Senior Editor, The Atlantic https://www.theatlantic.com/world/
Even if you think of yourself as a human lie detector, there are some untruths that will sneak under the hood. For that, you can thank your brain, and it’s absolute adoration for all things familiar, says Derek Thompson, senior editor at The Atlantic. One of the oldest findings in psychology history is the ‘mere exposure effect’, in which merely being exposed to something makes you biased toward it—parents influence their children by playing certain music around the house that they will love their whole lives, or they instil a political preference in them from an early age. You are drawn to what you know, and that bias really matters when it comes to digital media and the fake news phenomenon. Once something becomes memorable, we tend to conflate familiarity with fact. “This is one of the big reasons why it’s difficult to myth-bust on television or myth-bust in journalism, because sometimes the mere repetition of that myth biases audiences toward thinking that it’s true…” says Thompson. “The mere exposure of news to us biases us toward thinking that that news item is true.” Facebook has an enormous ethical responsibility in this, he says, because it is the world’s largest and most influential news outlet—whether it intended to be or not. Thompson believes there is no algorithmic fix for fake news that spreads via Facebook, only a human one: “The answer to a problem of a lack of human ethics in information markets is the introduction of more humans and more ethics,” he says.
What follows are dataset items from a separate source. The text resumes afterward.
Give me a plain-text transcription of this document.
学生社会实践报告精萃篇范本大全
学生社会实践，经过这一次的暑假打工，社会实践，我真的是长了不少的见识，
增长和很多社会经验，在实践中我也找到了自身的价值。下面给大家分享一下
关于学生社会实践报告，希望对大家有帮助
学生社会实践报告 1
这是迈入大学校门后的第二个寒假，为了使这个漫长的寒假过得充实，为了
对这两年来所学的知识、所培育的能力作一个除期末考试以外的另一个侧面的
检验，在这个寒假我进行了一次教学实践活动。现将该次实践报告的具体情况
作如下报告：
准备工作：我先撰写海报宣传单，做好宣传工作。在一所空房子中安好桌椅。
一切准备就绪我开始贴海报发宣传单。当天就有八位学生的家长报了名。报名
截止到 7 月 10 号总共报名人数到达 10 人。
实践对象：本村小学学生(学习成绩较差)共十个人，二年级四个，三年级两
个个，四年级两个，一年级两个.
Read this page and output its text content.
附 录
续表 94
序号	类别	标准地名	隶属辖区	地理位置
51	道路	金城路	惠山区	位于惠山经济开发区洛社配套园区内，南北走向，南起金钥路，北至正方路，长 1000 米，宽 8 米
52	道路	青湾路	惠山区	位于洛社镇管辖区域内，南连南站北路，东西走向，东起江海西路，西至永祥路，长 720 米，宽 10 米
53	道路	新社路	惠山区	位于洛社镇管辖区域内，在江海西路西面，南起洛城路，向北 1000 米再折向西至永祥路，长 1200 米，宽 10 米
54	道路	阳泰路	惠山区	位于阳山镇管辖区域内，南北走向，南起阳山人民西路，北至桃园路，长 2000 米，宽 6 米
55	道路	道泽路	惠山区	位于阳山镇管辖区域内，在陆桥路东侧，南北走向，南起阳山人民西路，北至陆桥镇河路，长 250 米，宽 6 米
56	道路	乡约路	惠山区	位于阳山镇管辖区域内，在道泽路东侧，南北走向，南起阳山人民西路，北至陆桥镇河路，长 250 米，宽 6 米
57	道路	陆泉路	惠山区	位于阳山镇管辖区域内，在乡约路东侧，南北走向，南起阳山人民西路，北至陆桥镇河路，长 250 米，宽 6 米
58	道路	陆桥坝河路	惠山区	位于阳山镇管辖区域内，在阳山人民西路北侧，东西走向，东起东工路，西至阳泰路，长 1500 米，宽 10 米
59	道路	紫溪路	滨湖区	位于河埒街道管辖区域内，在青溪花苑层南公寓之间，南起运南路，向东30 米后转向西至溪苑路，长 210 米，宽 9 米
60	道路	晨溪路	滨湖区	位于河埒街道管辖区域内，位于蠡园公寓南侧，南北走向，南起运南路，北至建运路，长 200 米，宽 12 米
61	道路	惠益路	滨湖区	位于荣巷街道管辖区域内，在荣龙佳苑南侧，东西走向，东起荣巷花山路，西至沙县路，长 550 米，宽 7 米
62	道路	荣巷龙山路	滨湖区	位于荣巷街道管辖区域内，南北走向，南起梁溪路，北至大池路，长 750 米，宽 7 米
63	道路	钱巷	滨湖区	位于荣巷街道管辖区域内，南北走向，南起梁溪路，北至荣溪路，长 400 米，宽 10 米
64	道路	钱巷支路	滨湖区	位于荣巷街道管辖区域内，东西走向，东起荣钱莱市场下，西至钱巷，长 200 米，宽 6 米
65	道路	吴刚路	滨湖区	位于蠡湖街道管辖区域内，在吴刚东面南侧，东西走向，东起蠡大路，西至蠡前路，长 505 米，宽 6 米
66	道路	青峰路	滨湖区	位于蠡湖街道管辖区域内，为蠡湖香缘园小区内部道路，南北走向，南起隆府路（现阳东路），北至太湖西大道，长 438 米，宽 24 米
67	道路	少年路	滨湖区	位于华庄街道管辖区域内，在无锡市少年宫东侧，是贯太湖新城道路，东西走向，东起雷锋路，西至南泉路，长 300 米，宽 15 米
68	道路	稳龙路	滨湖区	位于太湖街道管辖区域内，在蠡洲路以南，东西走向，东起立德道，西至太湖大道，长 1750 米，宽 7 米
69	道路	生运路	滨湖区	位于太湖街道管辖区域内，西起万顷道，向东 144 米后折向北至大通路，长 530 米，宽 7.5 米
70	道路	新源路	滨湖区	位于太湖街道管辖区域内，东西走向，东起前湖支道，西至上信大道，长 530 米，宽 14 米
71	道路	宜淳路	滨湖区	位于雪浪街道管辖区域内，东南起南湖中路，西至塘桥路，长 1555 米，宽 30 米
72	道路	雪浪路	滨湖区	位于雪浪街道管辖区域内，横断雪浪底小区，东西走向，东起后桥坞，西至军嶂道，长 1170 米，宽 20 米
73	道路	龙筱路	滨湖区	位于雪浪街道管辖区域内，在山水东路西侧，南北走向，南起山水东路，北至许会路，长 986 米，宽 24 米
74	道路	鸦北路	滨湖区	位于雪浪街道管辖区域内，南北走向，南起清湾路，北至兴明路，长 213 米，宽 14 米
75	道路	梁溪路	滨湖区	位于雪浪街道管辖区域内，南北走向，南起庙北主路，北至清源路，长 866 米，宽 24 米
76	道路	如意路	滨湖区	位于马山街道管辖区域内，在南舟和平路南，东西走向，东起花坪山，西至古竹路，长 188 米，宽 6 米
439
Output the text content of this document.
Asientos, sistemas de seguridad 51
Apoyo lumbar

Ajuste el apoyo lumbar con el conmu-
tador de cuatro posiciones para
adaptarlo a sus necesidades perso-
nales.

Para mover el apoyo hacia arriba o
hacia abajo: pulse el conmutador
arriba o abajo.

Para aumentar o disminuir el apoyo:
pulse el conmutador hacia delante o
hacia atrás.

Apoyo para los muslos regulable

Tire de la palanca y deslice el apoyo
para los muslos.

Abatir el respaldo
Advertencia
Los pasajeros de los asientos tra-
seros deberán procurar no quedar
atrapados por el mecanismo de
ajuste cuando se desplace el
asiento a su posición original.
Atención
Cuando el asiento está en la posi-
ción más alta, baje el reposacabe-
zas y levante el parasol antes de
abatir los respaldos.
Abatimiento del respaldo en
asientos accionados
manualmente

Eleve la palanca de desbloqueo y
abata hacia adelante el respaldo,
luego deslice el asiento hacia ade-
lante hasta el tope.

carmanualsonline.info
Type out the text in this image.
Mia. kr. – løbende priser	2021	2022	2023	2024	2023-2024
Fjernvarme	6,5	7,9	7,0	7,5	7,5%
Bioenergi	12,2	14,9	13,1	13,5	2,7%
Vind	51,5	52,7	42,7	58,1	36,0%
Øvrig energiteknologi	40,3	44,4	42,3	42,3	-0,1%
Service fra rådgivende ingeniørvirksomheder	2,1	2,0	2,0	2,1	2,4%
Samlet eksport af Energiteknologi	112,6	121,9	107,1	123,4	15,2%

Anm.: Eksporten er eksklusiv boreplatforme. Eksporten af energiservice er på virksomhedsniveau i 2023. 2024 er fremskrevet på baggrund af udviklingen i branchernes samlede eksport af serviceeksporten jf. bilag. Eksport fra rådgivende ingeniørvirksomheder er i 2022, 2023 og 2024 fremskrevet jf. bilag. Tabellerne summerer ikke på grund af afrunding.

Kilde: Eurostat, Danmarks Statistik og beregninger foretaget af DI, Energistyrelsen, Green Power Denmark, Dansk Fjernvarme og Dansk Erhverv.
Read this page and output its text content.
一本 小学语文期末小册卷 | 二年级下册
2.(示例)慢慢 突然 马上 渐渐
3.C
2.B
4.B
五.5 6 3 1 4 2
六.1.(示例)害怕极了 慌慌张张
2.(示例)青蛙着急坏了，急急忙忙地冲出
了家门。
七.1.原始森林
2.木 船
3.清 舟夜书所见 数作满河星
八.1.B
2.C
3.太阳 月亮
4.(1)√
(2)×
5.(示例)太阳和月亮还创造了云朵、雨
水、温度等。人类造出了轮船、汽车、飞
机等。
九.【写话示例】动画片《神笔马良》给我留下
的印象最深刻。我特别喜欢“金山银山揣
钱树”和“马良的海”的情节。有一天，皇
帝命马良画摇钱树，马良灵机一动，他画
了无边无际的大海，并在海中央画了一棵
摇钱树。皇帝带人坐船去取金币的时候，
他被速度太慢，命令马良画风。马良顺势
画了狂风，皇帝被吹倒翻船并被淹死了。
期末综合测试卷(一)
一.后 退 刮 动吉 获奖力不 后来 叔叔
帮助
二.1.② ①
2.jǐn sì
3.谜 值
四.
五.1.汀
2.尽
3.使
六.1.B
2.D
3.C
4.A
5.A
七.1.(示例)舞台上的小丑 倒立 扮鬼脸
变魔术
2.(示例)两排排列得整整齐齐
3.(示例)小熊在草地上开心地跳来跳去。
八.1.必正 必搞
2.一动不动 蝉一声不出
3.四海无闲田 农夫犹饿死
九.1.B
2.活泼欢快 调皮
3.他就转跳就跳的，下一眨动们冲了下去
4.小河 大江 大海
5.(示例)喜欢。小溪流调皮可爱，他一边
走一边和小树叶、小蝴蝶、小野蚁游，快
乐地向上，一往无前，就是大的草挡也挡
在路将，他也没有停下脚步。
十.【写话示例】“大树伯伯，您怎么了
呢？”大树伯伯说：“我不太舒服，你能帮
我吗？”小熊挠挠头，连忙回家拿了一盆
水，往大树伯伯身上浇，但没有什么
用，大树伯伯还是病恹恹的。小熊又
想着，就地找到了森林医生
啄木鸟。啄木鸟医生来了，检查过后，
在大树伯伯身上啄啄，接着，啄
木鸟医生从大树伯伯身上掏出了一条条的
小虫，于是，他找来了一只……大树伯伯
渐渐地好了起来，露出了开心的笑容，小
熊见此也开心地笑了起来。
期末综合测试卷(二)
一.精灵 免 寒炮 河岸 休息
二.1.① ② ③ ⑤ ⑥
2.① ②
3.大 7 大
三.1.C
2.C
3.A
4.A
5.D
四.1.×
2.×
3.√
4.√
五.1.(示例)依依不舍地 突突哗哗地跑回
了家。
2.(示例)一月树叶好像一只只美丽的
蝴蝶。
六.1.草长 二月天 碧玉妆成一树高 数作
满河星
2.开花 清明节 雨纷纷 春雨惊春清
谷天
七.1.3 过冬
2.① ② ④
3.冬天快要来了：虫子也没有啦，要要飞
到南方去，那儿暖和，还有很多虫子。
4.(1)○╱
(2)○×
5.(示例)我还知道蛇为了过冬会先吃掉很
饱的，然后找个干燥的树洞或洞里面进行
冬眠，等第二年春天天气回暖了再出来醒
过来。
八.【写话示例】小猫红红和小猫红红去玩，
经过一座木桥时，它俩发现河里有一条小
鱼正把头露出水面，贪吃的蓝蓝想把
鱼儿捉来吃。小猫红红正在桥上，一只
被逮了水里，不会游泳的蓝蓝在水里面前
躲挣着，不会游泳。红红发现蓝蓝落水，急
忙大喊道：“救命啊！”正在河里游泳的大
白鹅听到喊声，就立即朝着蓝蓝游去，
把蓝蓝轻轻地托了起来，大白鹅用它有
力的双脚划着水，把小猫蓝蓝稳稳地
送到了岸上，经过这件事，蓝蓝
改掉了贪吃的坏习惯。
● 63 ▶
Derek Thompson’s latest book is Hit Makers: The Science of Popularity in an Age of Distraction.
Yes Mr. Thompson that is how religion survives.
The BBC is to embark upon an attempt to help school students by ” giving them the tools to filter out false and fake news”.
I was wondering if Faith School students would then be allowed to test the Christmas “good news” with these methods. The story is rather suspect – human parthenogenesis with the product being male. From whence cometh the Y chromosome? Do angels have chromosomes? All the evidence is, as Thomas Paine wrote, “hearsay”. The written sources are now very difficult to authenticate. There was also at that time, I believe, a motive to deceive since there was (even then) an ancient prophesy about such an event.
Children in almost every Primary School in Wales will be indoctrinated in this almost certain fake news in Nativity Plays every year. I suggest a sensible discussion with them when they are older.